Sunday, March 07, 2010

What's wrong with the Banks?

Capitalism combined with our American representative democracy has provided a social system that facilitates the wealthiest economic system in the history of the world.  So what is going on with our banking system?  Should we regulate it?  Should we bail it out?  The banking system is in place to act as a savings (thrift) and distribution point for capital and to the economy.  One of the confusing things about this is that when the Glass Steagall act was repealed back in the 90's it meant that banks could begin to deal in equity markets in order to gather a return on the deposits which they held.  So, here is how it works.  The bank invests money that you or I deposit OR money that they "borrow" from the federal reserve at interest rates significantly less than you or I could borrow - they also have access to lots more money from other banks and the federal reserve that you or I could not acquire. 

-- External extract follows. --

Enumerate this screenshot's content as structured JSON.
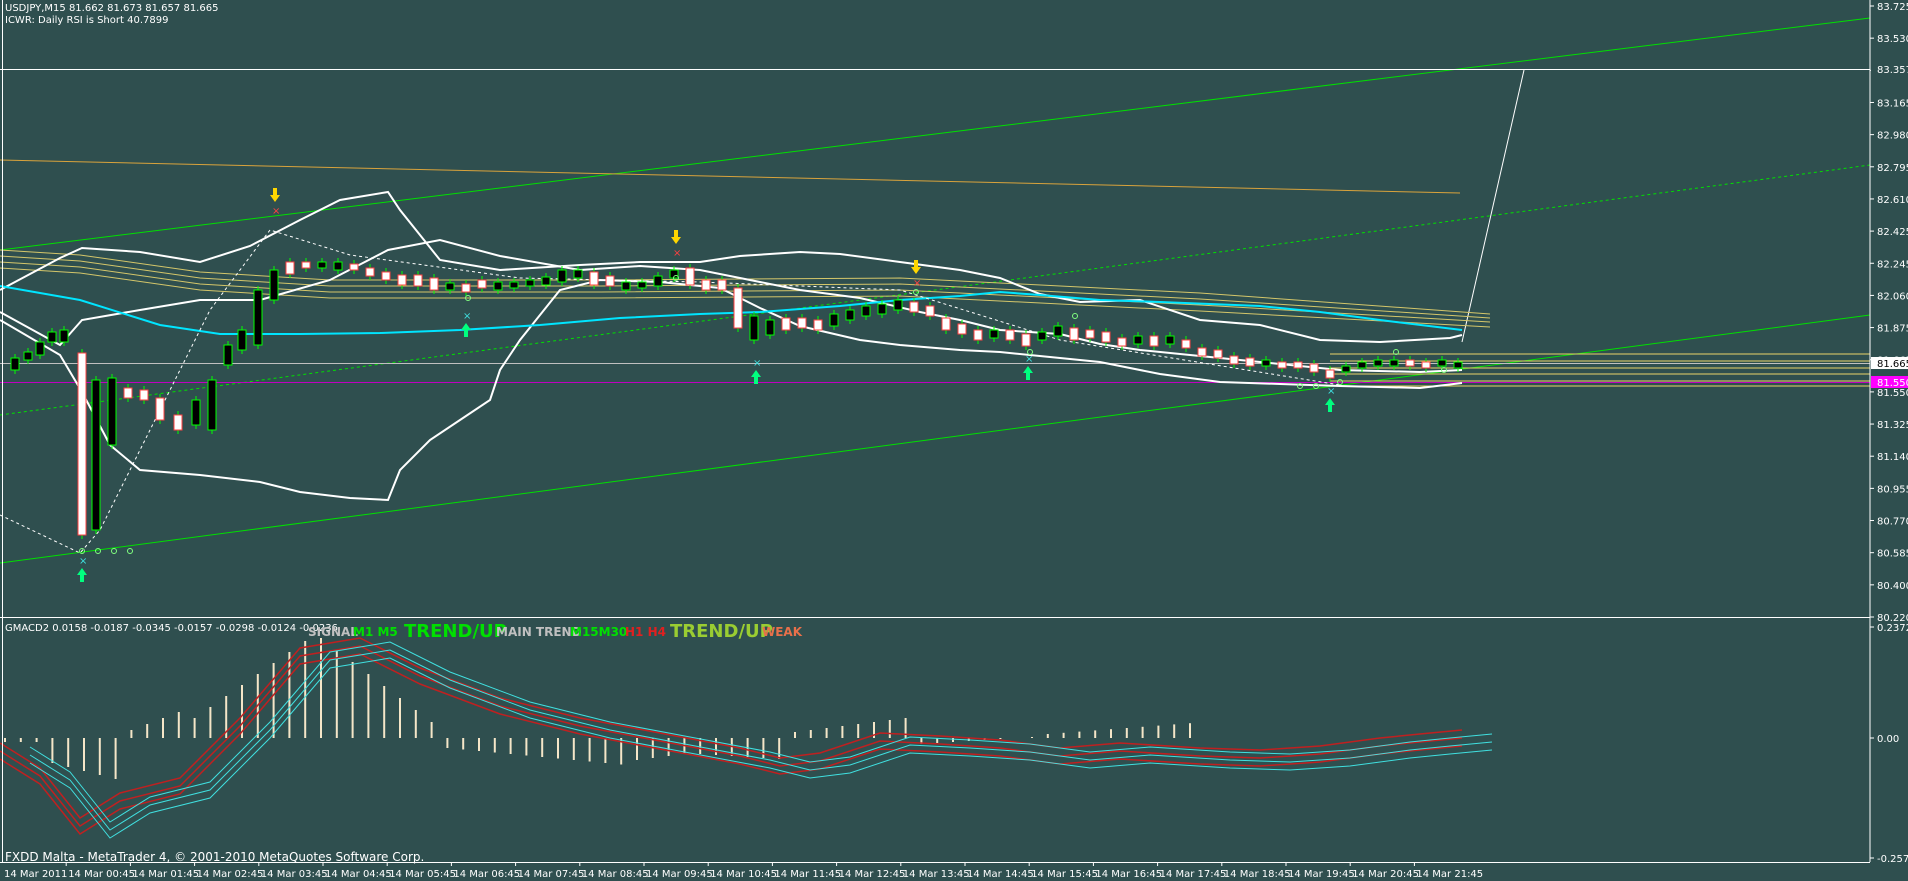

Our concern with the banks should be limited to what they are doing with private funds acquired from the government and how they meddle in the equity/commoditities markets.  Many banks are "trading on their own account", meaning that instead of trading equities (stocks/commodities/bonds) on money from their investors or depositors, they are borrowing money from the government, using it for operations and then investing what they call their "own money" in the equity markets.  Because they have access to so much money for so little cost, they will often continue to pour "good money after bad" until the market turns around.  Let me give you a sort of example.  Let's say that I am in Vegas playing the 25 cent slots.  And I know that my slot machine will pay at least 1 - $1,000,000 pay out every year.  If I had $50,000 to spend, a lot of money for some of us - I could spend the first 138 days of the year (a little over 4 months) trying to win that million dollar pot.  If I could get $221,400 in cash available what would I do?  I would borrow $221,400.  Why?  Because then I could hire my "investment advisors" who would sit at the slots doing two things, retaining my "position" at the guaranteed payout and placing my "bets".  I would pay 3  individuals (8 hr shifts) $30,000 ($90,000) to make the investments each day.  At a rate of 25 cents per minute it would cost me no more than $131,400 each year to retain my position at the slot and make the investment.  It could be even less because, their is nothing that says that my investors have to put a quarter in every minute.  I simply know that the slot will pay out at least 1 time per year.  When the time comes that the slot pays out I pay back my investment of  $221,400 and my profit becomes $778,600. (1 million minus $221,400)  I can take the rest of the year off or start the process all over again.  If I had unlimited amounts of cash available I could play the slots even if I didn't didn't have a guaranteed payout - so long as statistically the slots I were playing were strong bets.  If on the off chance I was statistically incorrect - the government to would bail me out - then guess what - I have no reason not to play and every reason to play.  This is where we find ourselves now.      

This is understating the complexity to be sure.  But the fact remains that big banks have access to unbelievable amounts of capital and they aren't using all of that capital to finance big and small business.  Some of it is being to bet on the equities markets and sometimes, when they find themselves in a losing position, they will simply hold that position until the down cycle reverses.  Worse yet they will sometimes flush massive amounts of capital into the position persuading the market to buy - at which point - they begin to sell their position to get out.  The unfair advantage here is that unlike a typical investor - the banks have enough capital to continue to fund a bad postion until it is good or influence the market itself.  This isn't right.  It gives the banks an unfair advantage over the standard investor that should not be allowed.

At the same time, part of what banks offer is a valuable service to the market.  And many individuals within our banking institutions are providing necessary and vital services to our economy.  It is a very dangerous thing when the government comes in, even if it is providing capital, and mandates what a banker should or should not be paid.  It is even more significant when the government takes away or taxes away a bonus that an individual banker has contractually agreed.  If the governement will nullify that THAT contract, they will usurp the power to nullify any contract deemed not in "the people's" best interest.  This issue relates to a point of law and contracts which, given the power, the government would just as soon do away with.  May it never be.